Defendant's further contention that he was denied a fair trial by prosecutorial misconduct is not preserved for our review ( see People v. Thomas, 96 A.D.3d 1670, 1673, 949 N.Y.S.2d 545) and, in any event, is without merit. Although defendant is correct that the prosecutor improperly cross-examined a defense witness regarding whether he had been arrested and the grounds for those arrests ( see People v. Morrice, 61 A.D.3d 1390, 1391–1392, 877 N.Y.S.2d 547), that one instance of prosecutorial misconduct was not so egregious as to deprive defendant of a fair trial ( see People v. Szyzskowski, 89 A.D.3d 1501, 1503, 933 N.Y.S.2d 497). We reject defendant's contention that the prosecutor engaged in misconduct during her summation inasmuch as the comments in question were fair response to the summation of defense counsel ( see People v. Rivers, 82 A.D.3d 1623, 1624, 918 N.Y.S.2d 921,lv. denied17 N.Y.3d 904, 933 N.Y.S.2d 659, 957 N.E.2d 1163;People v. Cunningham, 12 A.D.3d 1131, 1132, 785 N.Y.S.2d 244,lv. denied4 N.Y.3d 829, 796 N.Y.S.2d 584, 829 N.E.2d 677,reconsideration denied5 N.Y.3d 761, 801 N.Y.S.2d 255, 834 N.E.2d 1265). We reject defendant's further contention that he was denied effective assistance of counsel based on the failure of defense counsel to object to the alleged instances of prosecutorial misconduct ( see People v. Tolliver, 93 A.D.3d 1150, 1151, 940 N.Y.S.2d 398,lv. denied19 N.Y.3d 968, 950 N.Y.S.2d 120, 973 N.E.2d 218;see generally People v. Baldi, 54 N.Y.2d 137, 147, 444 N.Y.S.2d 893, 429 N.E.2d 400).

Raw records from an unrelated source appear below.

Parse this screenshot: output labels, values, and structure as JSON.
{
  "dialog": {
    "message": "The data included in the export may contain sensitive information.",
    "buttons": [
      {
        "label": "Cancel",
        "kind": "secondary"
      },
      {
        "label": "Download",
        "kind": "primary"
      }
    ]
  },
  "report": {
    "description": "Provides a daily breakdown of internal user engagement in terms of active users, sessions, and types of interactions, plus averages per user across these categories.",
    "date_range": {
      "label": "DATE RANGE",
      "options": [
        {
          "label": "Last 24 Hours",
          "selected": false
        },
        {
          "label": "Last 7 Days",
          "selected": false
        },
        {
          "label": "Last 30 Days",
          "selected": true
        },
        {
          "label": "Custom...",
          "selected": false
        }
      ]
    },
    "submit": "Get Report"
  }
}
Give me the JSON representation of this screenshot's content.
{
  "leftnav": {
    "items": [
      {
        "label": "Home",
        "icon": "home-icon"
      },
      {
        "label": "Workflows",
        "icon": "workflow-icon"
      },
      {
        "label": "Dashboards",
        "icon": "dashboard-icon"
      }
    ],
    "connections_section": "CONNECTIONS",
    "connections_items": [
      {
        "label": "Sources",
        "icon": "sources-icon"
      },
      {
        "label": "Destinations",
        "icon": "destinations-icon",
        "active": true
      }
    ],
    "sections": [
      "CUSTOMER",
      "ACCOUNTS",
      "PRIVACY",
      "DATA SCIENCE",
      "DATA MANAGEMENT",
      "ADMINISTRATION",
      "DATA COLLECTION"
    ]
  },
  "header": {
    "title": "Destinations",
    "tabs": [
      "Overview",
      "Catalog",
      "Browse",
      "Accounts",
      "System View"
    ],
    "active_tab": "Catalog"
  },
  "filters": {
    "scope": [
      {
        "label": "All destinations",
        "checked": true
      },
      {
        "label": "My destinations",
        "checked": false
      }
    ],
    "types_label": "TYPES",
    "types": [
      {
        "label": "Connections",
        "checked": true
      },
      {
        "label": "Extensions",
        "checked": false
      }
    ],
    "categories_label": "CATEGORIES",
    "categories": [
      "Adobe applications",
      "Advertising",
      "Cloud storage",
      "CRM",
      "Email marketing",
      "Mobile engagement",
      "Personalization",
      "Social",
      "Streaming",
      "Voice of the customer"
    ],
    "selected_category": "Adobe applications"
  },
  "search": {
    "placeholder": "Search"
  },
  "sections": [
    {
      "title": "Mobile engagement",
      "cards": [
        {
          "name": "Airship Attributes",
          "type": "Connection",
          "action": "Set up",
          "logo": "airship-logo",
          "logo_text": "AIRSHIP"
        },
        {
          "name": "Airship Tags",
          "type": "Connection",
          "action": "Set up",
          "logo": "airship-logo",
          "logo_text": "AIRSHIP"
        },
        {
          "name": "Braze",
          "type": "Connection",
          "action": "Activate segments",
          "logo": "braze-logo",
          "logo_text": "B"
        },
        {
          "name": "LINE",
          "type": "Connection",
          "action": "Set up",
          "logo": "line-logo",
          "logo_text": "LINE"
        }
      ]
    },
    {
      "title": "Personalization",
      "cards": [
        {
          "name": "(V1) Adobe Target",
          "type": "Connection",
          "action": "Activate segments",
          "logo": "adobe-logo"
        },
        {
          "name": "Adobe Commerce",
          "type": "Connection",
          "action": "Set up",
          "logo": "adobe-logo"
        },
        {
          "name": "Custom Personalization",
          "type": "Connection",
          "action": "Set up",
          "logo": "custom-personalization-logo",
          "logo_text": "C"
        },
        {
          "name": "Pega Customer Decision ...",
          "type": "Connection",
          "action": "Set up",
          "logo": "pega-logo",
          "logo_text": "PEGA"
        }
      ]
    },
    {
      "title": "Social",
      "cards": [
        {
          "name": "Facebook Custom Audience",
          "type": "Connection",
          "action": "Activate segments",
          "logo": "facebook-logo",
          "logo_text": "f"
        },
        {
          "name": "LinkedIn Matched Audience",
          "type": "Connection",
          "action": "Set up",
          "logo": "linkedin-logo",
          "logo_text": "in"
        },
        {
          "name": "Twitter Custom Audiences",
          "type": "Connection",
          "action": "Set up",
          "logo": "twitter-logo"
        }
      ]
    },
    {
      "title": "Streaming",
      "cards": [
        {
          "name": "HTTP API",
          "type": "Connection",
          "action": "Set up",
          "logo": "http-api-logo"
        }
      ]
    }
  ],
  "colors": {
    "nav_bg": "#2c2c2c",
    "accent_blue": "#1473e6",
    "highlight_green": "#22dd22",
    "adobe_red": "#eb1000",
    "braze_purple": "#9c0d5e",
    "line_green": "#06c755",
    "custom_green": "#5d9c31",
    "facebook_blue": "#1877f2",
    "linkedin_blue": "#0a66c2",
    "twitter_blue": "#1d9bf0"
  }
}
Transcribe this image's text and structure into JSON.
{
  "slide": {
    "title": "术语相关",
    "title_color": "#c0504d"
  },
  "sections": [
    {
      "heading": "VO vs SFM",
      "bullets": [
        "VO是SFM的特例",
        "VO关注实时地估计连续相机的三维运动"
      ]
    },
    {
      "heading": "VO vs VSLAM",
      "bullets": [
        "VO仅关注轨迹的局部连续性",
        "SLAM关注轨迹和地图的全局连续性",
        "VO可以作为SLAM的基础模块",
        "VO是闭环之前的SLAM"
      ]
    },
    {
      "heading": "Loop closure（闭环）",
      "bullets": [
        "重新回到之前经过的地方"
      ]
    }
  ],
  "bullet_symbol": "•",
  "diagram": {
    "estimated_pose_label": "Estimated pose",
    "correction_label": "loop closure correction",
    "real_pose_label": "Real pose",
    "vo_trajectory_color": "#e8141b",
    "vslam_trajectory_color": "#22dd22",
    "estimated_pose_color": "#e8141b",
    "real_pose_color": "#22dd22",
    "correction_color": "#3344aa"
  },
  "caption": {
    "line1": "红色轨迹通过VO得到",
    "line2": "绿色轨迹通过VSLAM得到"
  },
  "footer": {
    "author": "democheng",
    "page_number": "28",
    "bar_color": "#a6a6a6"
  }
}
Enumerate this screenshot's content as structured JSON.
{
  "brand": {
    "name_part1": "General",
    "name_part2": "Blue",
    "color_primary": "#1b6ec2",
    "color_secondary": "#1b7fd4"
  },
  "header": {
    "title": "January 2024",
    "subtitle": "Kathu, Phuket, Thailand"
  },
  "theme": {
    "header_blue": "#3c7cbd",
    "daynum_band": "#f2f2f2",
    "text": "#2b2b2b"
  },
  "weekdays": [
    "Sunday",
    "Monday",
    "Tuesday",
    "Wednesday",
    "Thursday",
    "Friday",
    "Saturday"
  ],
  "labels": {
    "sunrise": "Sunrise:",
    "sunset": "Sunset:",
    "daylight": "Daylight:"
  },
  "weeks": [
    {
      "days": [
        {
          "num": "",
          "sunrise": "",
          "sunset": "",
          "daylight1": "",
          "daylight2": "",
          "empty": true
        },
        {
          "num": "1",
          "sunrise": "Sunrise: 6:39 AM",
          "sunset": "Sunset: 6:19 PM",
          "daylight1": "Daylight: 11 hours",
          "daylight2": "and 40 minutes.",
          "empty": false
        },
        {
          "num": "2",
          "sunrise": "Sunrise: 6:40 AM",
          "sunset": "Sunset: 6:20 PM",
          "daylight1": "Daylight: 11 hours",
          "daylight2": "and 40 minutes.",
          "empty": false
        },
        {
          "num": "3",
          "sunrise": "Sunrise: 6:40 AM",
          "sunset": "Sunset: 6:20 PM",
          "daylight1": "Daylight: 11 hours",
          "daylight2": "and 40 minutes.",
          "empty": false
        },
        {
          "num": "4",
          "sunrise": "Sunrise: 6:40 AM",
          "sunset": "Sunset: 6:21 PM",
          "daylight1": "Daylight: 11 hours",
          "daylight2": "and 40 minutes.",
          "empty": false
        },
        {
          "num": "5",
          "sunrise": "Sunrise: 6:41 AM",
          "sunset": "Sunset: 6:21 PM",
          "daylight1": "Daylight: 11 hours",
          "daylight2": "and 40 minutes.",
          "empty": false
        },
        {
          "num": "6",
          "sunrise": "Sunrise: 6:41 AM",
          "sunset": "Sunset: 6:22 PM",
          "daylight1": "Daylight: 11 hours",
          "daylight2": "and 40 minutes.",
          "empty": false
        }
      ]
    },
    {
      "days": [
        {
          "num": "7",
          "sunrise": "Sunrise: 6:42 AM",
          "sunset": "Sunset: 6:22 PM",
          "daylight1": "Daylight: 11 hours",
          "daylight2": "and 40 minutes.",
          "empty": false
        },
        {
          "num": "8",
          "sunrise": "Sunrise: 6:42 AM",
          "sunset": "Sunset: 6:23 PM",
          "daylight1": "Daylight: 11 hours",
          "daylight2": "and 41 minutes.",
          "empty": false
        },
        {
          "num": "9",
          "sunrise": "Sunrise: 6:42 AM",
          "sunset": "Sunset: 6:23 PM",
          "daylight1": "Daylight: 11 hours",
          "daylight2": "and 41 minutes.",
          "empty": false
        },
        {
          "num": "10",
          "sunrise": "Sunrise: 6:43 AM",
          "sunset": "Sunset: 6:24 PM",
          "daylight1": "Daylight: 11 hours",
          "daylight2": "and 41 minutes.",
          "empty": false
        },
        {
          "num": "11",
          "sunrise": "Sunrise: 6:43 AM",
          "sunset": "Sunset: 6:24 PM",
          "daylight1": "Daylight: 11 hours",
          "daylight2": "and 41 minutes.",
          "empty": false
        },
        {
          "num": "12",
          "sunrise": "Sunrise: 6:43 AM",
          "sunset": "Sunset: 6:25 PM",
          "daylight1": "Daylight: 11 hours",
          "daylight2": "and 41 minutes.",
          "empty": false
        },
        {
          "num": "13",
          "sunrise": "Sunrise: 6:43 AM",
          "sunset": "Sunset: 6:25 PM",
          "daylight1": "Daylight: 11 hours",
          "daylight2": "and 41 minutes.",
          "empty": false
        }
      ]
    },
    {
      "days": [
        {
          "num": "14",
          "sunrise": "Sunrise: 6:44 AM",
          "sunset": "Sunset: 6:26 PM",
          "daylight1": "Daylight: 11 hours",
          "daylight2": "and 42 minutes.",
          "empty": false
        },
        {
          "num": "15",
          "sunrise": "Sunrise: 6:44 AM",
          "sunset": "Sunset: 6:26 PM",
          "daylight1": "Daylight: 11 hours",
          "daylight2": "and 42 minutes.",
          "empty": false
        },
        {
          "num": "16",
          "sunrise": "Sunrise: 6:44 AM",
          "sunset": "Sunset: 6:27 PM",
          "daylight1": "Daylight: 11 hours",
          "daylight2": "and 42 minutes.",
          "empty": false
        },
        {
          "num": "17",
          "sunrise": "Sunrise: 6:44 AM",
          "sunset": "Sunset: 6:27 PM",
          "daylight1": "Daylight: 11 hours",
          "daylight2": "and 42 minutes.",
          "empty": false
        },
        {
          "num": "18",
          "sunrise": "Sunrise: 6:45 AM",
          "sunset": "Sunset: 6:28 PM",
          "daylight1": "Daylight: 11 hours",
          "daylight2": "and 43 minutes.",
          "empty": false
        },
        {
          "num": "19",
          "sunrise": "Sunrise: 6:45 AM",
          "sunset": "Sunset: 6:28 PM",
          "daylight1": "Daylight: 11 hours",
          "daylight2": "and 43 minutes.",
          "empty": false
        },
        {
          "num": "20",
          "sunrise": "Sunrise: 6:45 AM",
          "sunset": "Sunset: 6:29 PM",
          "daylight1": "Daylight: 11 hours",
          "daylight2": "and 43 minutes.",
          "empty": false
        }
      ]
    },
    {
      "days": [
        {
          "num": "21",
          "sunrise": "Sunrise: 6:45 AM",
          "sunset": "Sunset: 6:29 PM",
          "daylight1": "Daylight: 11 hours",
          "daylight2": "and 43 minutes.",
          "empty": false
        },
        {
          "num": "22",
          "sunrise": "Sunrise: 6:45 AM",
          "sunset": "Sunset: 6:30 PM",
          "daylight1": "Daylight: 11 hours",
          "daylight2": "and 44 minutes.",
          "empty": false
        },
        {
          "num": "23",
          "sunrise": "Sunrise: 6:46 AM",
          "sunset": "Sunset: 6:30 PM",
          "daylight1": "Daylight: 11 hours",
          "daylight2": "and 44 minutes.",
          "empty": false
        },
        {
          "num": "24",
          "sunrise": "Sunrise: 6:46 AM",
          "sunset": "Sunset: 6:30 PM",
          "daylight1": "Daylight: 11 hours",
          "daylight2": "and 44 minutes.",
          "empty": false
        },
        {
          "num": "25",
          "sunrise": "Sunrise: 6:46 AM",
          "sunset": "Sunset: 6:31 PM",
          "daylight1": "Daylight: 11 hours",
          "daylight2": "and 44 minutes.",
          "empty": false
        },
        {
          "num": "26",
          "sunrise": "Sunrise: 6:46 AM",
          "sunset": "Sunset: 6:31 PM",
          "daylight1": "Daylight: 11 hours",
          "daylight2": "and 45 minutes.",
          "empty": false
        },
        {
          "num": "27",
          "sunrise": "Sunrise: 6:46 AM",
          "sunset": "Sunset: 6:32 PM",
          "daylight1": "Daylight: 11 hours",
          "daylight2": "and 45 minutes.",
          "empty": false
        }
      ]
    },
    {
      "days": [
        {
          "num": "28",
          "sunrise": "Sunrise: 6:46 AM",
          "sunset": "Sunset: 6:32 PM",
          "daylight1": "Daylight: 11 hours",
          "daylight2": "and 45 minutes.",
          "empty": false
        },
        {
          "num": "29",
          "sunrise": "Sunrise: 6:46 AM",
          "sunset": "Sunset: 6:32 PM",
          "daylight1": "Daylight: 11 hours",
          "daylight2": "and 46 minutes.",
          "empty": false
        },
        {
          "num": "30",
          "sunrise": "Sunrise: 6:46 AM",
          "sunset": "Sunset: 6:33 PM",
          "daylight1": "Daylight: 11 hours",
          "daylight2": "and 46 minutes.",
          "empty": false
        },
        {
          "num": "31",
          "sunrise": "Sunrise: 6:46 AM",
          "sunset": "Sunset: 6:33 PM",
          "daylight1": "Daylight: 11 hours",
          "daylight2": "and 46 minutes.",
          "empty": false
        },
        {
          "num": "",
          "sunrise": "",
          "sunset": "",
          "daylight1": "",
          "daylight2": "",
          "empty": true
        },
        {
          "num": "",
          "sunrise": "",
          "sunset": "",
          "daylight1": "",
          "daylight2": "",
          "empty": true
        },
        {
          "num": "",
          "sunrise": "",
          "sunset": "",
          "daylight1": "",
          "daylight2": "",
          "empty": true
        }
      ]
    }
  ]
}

Finally, defendant contends that County Court failed to comply with CPL 270.35 in discharging a sworn juror, requiring reversal. Defendant, however, consented to the discharge of that juror and therefore has waived that contention ( see People v. Barner, 30 A.D.3d 1091, 1092, 815 N.Y.S.2d 862,lv. denied7 N.Y.3d 809, 822 N.Y.S.2d 484, 855 N.E.2d 800;see also People v. Davis, 83 A.D.3d 860, 861, 920 N.Y.S.2d 678).
It is hereby ORDERED that the judgment so appealed from is unanimously affirmed.